Ambisi akan harta dan kedudukan membutakan matanya untuk melihat jalan yang benar, ambisi juga mentulikan telinganya tentang kebenaran, kini ambisi yang tak terkendali itu menggerogoti hatinya sehingga ia tak punya lagi kemanusiaan. Berbagai cara ia lakukan demi menghilangakan dahaga akan haus ambisi. Ia bahkan berani melakukan hal terburuk demi memuaskan ambisinya.
Kemarahan Paman Doni semakin menjadi, ia bahkan memiliki niat buruk untuk mensukseskan ambisinya. Keesokan harinya ia berkunjung ke rumah Pak Bambang. Pak Bambang pun menyambutnya dengan hangat di rumahnya.
“Silakan diminum kak” Pak Bambang menyuguhkan segelas teh manis
“Terimakasih, apakah itu tas kerjamu?” Paman Doni menunjuk tas ransel warna coklat yang di letakkan di sofa.
“Benar kak. Kak, maaf aku tinggal sebentar untuk mengambil makanan untuk kakak” Pak Bambang segera pergi menyiapkan beberapa cemilan. Pak Bambang harus menyiapkan sendiri karena semua anak-anaknya pergi ke sekolah. “Ini kak, silakan dimakan. Ini berkas aset harta warisan milik mendiang istri saya.” Pak Bambang menyerahkan tumpukan kertas yang disusun rapi di dalam map.
“Ah terimakasih. Sekarang aku harus pergi karena ada rapat. Masalah rumah lebih baik ubah pendirianmu, karena aku bukan tipe orang yang suka dengan kekalahan” Paman Doni pergi membawa map setelah mengancam Pak Bambang.
Pak Bambang hanya tersenyum dan segera berangkat kerja. Saat ini Pak Bambang bekerja di foto studio yang dekat dengan rumahnya. Ia tidak ingin membiarkan keluarganya kesepian lagi. Sesampainya di tempat kerja Pak Bambang segera membuka tas untuk mengambil seragamnya.

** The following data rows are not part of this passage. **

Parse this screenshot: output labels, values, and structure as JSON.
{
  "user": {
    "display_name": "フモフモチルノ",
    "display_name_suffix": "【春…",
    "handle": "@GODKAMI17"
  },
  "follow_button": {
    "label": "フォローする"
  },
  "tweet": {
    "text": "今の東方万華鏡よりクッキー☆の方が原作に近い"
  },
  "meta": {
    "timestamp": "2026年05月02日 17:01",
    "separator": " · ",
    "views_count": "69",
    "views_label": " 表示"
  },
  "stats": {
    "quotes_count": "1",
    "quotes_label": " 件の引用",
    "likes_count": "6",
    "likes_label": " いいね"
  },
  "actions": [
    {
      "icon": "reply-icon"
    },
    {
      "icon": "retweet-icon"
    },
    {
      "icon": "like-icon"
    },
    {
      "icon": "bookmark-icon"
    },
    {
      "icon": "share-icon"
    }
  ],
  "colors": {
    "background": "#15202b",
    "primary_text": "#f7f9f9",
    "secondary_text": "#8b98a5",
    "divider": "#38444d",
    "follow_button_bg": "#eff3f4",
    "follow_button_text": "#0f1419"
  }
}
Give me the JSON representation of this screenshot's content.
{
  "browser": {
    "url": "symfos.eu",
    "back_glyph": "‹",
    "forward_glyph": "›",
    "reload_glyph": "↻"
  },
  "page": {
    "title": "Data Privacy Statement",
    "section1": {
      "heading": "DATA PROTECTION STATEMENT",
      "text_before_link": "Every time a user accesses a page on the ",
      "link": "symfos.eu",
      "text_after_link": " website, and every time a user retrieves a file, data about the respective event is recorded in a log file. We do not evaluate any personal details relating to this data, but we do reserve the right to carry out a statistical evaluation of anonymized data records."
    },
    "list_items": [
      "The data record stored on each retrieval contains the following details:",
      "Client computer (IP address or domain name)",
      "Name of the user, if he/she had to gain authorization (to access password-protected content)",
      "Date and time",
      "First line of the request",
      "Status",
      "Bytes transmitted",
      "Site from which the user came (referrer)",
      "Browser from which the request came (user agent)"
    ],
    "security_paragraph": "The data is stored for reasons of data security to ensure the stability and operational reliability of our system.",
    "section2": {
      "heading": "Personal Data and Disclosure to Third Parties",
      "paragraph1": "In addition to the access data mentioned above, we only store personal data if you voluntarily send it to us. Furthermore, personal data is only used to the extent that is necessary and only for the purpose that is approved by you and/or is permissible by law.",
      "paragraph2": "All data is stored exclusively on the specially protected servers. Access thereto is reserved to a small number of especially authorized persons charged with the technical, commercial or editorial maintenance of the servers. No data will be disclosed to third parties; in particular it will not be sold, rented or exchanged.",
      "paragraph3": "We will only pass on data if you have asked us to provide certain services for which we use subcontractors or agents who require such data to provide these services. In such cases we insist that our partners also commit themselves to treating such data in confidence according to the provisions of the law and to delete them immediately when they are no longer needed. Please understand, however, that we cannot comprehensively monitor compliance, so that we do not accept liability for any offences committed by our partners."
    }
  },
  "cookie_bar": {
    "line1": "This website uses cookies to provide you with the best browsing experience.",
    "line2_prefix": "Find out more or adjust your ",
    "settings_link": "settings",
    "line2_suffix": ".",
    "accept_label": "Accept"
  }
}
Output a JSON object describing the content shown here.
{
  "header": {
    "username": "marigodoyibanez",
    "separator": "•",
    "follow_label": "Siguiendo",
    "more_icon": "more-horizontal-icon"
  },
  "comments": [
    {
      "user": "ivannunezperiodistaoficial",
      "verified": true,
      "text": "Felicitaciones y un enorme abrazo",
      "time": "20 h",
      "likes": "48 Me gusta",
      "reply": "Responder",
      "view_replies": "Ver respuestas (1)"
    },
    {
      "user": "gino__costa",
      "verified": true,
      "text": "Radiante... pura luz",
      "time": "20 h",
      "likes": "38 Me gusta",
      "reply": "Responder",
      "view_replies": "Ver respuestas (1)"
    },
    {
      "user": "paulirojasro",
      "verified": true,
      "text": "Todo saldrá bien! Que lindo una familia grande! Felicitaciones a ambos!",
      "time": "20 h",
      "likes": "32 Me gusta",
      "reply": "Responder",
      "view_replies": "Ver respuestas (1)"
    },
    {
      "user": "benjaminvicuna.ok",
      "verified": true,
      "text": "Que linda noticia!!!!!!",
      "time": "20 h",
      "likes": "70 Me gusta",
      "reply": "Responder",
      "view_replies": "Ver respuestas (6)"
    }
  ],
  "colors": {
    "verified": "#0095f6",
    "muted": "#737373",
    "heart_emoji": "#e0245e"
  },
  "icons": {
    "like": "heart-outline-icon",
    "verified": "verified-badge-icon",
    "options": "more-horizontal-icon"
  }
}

Saat hendak mengambil seragam di dalam tas, tangan Pak Bambang dipatok ular. Seketika itu seluruh orang terkejut dan berusaha menolong Pak Bambang.
“Astaga, ada ular!” Salah satu pegawai berteriak
“Ya ampun, itu ular viper. Apa yang harus kita lakukan?” Pegawai wanita berkacamata itu panik ketakutan dan khawatir dengan Pak Bambang
“Ambulan, aku akan telpon ambulan. Kalian telpon pemadam untuk mengurus ular itu” Kepala studio segera menelpon rumah sakit, saat ia tau bahwa pegawainya terkena gigitan ular berbisa.
Beberapa menit kemudian Pak Bambang dibawa ke rumah sakit. Pak Bambang sudah jatuh pingsan setelah menahan rasa sakit seperti terbakar, sehingga ia berkeringat dingin. Mereka tidak tau harus melakukan apa untuk mengeluarkan bisa ular yang menjalar di tubuh Pak Bambang. Saat di perjalanan menuju rumah sakit, Pak Bambang mulai kejang dan mengeluarkan busa di mulutnya. Tubuhnya membiru, tangannya menjadi biru kehitaman.
Damar, Hermawan dan Mayang segera berlari menuju rumah sakit saat mendengar kabar mengenai ayahnya.